Page MenuHomePhabricator

labvirt1006 super busy right now
Closed, ResolvedPublic


this needs some attention and/or rebalancing

Event Timeline

Andrew created this task.May 19 2017, 1:13 PM
Restricted Application added a project: Cloud-Services. · View Herald TranscriptMay 19 2017, 1:13 PM
Restricted Application added a subscriber: Aklapper. · View Herald Transcript

Graphs over 24 hours:

CPU % x 2 1 day moving average

Load graph shows it is at roughly 40 load.

Assuming the server has 24 real CPU it is potentially a bit overcrowed :]

I moved two tools instances off of 1006. No obvious change in cpu metrics so far.

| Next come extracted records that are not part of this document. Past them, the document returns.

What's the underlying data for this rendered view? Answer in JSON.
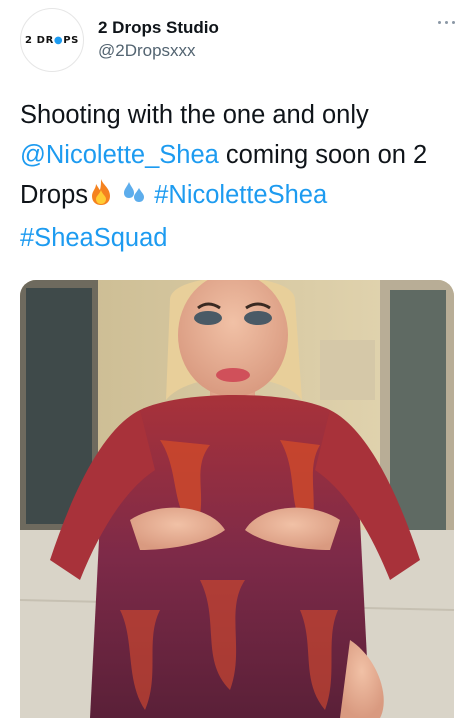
{
  "author": {
    "avatar_logo_text": "2 DR PS",
    "display_name": "2 Drops Studio",
    "handle": "@2Dropsxxx"
  },
  "tweet": {
    "text_part1": "Shooting with the one and only ",
    "mention": "@Nicolette_Shea",
    "text_part2": " coming soon on 2 Drops",
    "emoji_1": "fire-emoji",
    "emoji_2": "sweat-droplets-emoji",
    "hashtag_1": "#NicoletteShea",
    "hashtag_2": "#SheaSquad"
  },
  "colors": {
    "link": "#1d9bf0",
    "text": "#0f1419",
    "secondary": "#536471"
  },
  "icons": {
    "more": "more-horizontal-icon"
  }
}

Mentioned in SAL (#wikimedia-labs) [2017-05-31T14:07:54Z] <andrewbogott> migrating tools-exec-1409 to labvirt1009 to reduce CPU load on labvirt1006 (T165753)

Andrew closed this task as Resolved.May 31 2017, 3:26 PM

I moved one more away -- CPU usage is high now but not so high that I'm worried.

Slightly less loaded indeed. Thank you for the rebalance.

hashar reopened this task as Open.Jun 12 2017, 9:30 PM

labvirt1006 still seems heavy loaded. Specially the disk I/O seems very high based on Grafana ( 6 months views ).

Andrew would you mind checking whether a process could be using too much disk io? Maybe it just a single instance acting strangely, else I am tempted to say the host itself has issues.

The prime offender here is deployment-ms-be04.deployment-prep.eqiad.wmflabs, which is doing some kind of giant Swift operation. I don't know if this is on purpose or in error... hoping @fgiunchedi can chime in.

So that would be T160990 (high IO on swift instances). deployment-ms-be03.deployment-prep.eqiad.wmflabs should cause the same issue on whatever labvirt it is running on. Would you mind checkin that other labvirt?

I am going to tune the Swift configuration and follow up on T160990.

ms-be03 is on labvirt1001. It's not the biggest CPU user on that host, but it /is/ the second biggest.

Andrew triaged this task as Normal priority.Jun 13 2017, 8:09 PM
hashar closed this task as Resolved.Jun 27 2017, 8:55 PM

Seems load went down on June 21th in the afternoon (UTC) which is when the lab* hosts have been rebooted and I possibly instance reshuffled around.

That show up nicely on a 7 days graph:

Thank you @Andrew